We also distribute meta data for all our sequencing runs in a sequence.index file which is described in a README on the ftp site.
Many of our individuals have multiple fastq files. This is because many of our individual were sequenced using more than one run of a sequencing machine.
Each set of files named like ERR001268_1.filt.fastq.gz, ERR001268_2.filt.fastq.gz and ERR001268.filt.fastq.gz represent all the sequence from a sequencing run.
When a individual has many files with different run accessions (e.g ERR001268), this means it was sequenced multiple times.

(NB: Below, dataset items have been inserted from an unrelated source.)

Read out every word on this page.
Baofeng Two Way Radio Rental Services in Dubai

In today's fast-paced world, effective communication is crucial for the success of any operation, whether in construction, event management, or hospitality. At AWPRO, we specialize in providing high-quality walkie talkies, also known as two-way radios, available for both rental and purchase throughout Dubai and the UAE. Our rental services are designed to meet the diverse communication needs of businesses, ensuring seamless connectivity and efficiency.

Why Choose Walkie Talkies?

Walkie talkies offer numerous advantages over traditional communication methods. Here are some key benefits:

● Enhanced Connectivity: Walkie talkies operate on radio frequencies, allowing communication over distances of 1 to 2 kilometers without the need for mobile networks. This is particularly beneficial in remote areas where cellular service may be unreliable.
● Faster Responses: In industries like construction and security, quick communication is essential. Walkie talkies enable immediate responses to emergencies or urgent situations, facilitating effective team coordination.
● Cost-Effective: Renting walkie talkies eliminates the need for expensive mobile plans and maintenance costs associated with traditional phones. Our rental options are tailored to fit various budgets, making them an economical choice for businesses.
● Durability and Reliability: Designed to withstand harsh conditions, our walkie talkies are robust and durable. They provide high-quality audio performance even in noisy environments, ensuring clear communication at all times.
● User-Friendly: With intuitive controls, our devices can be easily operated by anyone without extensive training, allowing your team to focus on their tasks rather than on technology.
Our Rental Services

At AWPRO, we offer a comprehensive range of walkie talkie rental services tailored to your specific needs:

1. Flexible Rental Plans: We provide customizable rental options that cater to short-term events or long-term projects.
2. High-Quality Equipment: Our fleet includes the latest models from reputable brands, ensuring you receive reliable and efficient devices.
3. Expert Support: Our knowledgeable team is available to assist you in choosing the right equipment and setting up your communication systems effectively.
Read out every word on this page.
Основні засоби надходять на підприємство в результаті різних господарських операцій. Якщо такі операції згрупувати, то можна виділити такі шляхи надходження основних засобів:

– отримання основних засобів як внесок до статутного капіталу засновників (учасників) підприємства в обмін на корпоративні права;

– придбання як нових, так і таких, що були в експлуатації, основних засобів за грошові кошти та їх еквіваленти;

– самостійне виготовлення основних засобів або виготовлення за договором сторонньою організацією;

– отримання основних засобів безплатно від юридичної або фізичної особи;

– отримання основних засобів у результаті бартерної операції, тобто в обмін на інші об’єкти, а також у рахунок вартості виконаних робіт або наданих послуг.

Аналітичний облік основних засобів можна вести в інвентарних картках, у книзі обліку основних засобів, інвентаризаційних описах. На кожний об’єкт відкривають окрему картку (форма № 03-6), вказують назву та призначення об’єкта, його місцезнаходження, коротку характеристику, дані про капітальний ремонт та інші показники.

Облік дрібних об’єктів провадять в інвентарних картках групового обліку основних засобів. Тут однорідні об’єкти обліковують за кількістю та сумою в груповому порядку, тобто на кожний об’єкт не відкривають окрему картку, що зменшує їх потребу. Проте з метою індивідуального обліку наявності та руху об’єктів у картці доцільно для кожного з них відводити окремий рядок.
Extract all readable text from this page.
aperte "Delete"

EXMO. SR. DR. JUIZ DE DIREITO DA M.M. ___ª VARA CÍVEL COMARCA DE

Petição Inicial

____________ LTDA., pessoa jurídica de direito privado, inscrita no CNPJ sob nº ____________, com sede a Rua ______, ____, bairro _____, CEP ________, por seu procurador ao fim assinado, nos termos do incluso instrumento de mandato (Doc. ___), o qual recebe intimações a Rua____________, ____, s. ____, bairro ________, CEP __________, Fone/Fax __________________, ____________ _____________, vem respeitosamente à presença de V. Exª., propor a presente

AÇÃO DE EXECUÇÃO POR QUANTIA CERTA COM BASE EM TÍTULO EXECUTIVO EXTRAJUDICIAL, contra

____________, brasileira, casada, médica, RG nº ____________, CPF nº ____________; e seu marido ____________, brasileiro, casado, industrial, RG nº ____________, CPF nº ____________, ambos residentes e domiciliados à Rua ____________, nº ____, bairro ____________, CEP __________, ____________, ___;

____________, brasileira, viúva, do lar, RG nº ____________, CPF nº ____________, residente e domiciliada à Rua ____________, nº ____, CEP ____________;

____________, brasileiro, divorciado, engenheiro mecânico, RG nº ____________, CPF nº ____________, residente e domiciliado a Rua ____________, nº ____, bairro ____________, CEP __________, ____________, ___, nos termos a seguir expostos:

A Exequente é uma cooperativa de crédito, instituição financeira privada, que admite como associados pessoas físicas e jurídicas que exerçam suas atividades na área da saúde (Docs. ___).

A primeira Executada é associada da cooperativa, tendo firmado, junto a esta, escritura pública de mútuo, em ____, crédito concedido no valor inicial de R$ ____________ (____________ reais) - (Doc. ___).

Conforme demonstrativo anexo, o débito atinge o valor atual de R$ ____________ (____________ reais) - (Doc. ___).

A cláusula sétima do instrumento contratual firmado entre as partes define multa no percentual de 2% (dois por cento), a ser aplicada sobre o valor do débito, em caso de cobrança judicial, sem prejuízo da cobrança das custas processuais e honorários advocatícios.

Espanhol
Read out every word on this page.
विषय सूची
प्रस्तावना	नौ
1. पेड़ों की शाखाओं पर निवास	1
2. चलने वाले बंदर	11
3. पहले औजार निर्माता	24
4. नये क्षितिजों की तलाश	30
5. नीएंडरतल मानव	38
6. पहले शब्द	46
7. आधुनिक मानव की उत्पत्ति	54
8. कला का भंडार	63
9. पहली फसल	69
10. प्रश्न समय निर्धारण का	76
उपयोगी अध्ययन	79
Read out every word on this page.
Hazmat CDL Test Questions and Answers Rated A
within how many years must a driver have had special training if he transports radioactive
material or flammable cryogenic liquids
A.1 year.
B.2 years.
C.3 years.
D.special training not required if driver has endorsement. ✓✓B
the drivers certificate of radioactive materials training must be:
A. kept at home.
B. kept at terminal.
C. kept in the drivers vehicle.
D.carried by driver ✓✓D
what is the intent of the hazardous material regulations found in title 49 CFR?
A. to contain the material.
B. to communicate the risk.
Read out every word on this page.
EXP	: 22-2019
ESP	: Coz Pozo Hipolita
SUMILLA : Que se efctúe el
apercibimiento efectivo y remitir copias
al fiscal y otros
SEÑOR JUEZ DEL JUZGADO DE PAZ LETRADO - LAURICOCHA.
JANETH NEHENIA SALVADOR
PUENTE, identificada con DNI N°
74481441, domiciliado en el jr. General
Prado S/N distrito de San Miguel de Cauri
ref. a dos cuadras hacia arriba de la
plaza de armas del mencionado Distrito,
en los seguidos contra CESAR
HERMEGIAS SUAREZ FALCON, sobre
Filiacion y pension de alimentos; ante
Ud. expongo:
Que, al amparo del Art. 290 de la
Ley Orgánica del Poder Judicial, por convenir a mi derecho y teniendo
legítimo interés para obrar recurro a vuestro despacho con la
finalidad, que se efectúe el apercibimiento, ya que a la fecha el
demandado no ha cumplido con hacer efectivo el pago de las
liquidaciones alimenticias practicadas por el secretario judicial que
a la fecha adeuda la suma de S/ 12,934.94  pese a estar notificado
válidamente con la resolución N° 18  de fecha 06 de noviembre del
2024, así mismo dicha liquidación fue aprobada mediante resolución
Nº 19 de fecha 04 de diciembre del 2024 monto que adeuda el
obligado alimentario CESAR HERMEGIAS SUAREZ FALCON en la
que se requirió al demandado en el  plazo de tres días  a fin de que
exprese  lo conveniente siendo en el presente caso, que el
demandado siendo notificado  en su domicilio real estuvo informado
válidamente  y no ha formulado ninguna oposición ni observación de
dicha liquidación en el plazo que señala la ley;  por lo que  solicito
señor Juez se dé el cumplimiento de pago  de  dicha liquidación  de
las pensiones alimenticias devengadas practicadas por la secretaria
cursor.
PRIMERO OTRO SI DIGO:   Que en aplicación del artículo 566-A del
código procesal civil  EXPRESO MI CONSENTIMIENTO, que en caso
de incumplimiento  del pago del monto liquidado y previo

This can either be for the same experiment, some centres used multiplexing to have better control over their coverage levels for the low coverage sequencing, or because it was sequenced using different protocols or on different platforms.
For a full description of the sequencing conducted for the project please look at our sequence.index file
The 1000 Genomes Project created what they defined as accessibilty masks for the pilot phase, phase 1 and phase 3 of the Project.
The pilot mask showed that only 85% of the genome is accessible to accurate analysis with the short read technology used by the 1000 Genomes pilot project. The remaining 15% is either repeats or segmental duplications. There is more information about the pilot mask in README.callability_masks.
For the phase 1 analysis using the pilot callability criteria 94% of the genome was accessible. A stricter mask was also created for the phase 1 project to be used for population genetics analysis; this mask used a narrower band of coverage criteria and also insisted that less than 0.1% of reads have a mapping quality of 0 and the average mapping quality should be 56 or higher. These criteria lead to 72.2% of the genome being accessible to accurate analysis with the short read technology used at that time by the 1000 Genomes Project. Further information is in section 10.4 of the supplementary material from the phase 1 publication.
In phase 3, using the pilot criteria 95.9% of the genome was found to be accessible. For the stricter mask created during phase 3, 76.9% was found to be accessible. A detailed description of the accessibility masks created during phase 3, the final phase of the Project, can be found in section 9.2 of the supplementary material for the main publication. The percentages quoted are for non-N bases.